Opposition to the curfew has come from a number of legal and human rights groups, including Amnesty International Australia and NATSILS, who labelled it a "knee-jerk" response unlikely to help the long-term issue of youth crime in Central Australia.

The issue of violence in Mparntwe/Alice Springs was thrust back into the public spotlight at the end of last month during a series of violent confrontations in the wake of the death of 18-year-old eastern Arrernte man Kumanjayi Petrick in a car accident. 

It resulted in the NT government implementing a curfew for everyone under the age of 18, as well an enacting a highly visible police presence in the town, which has seen extra officers brought in from South Australia.

Asked if it should be introduced again if there was another “crisis” that required such measures, Senator McCarthy said: “This shows that it can be done sensibly".
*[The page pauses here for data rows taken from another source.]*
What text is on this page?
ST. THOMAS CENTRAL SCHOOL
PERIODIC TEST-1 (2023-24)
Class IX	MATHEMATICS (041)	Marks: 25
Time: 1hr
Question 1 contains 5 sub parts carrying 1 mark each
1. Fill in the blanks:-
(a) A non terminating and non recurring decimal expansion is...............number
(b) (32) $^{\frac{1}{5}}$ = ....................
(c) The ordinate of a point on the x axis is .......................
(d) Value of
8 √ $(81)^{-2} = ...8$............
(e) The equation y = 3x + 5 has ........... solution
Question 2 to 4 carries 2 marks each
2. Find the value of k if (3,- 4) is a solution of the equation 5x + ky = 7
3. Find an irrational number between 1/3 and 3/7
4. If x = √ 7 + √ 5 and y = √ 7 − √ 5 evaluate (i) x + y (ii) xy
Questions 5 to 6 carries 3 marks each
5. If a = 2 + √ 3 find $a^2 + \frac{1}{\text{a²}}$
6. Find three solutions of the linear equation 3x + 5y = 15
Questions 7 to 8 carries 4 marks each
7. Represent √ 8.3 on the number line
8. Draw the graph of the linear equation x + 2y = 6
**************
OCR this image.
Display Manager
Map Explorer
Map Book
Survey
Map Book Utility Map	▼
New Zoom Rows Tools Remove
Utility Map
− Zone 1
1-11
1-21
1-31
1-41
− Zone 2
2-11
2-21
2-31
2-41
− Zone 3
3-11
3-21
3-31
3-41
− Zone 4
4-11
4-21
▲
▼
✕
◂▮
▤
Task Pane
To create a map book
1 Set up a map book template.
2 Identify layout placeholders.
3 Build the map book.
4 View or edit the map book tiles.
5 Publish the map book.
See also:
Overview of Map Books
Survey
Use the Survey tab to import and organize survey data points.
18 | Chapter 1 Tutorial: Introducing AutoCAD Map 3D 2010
“I do think the people of Alice Springs…should have confidence that Eva Lawler, as Chief Minister, knows what to do." she said.

"And certainly, from our perspective at the Commonwealth level, we're very pleased with the direction that she's taken.”

The Senator continued to defend the federal input in the region, noting the “ongoing support to ensure that safety continues in Central Australia".

“We had the recent Cabinet Meeting with the Prime Minister here and all the Ministers, and there is no doubt that there will be ongoing support to ensure that safety continues in Central Australia, but more broadly across the Northern Territory,” she said.

The opposition has cautiously approved the response to the curfew, with shadow Indigenous affairs spokesperson and Warlpiri/Celtic senator Jacinta Nampijinpa Price urging the government to deploy the Australian Defence Force (ADF) to restore "safety” in the town. 

The curfew extension is scheduled to end on Tuesday at 6am.